Scientific classification
- Kingdom: Animalia
- Phylum: Chordata
- Class: Aves
- Order: Passeriformes
- Family: Leiothrichidae
- Genus: Garrulax
- Species: G. palliatus
- Binomial name: Garrulax palliatus (Bonaparte, 1850)

= Sunda laughingthrush =

- Authority: (Bonaparte, 1850)
- Conservation status: NT

Species of bird

The Sunda laughingthrush (Garrulax palliatus) is a bird species in the family Leiothrichidae. It is found on the islands of Sumatra and Borneo in Brunei, Indonesia, and Malaysia.
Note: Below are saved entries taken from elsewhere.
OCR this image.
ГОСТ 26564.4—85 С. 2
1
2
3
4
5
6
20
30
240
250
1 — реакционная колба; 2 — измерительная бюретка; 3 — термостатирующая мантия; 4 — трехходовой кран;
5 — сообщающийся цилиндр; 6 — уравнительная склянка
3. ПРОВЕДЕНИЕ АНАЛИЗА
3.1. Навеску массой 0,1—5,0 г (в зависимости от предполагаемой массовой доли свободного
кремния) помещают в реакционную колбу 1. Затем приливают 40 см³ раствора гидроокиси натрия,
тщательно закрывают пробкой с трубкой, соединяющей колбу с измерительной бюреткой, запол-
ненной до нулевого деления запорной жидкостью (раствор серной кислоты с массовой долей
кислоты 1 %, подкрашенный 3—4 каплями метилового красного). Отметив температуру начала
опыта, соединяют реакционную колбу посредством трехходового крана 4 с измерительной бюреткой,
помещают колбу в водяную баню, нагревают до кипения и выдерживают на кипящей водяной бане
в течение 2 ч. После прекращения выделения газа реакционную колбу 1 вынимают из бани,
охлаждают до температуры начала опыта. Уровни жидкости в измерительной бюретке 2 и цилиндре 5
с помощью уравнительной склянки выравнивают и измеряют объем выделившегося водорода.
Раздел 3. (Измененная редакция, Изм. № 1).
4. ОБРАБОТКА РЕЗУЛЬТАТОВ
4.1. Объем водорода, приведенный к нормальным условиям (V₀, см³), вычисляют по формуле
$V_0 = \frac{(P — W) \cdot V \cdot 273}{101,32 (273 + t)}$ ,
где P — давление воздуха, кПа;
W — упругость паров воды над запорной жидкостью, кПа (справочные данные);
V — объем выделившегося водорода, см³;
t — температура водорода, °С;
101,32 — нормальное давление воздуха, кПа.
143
Its natural habitats are subtropical or tropical moist lowland forests and subtropical or tropical moist montane forests. It is threatened by human activity such as hunting, logging, and trapping.

== Description ==
The length of its body is characterized as medium-sized, about 24–25cm.

== Diet ==
The Sunda laughingthrush primarily eats insects (including beetles, moths, and caterpillars) and seeds.

==Subspecies==
Two subspecies are recognized:
- Garrulax palliatus palliatus is native to the island of Sumatra, mostly in montane rain forests from 850 to 2,200 meters elevation.
- Garrulax palliatus schistochlamys is native to Borneo (Indonesia, Malaysia and Brunei), mostly in montane rain forest, and sometimes in submontane hill forest, from 300 to 2,010 meters elevation.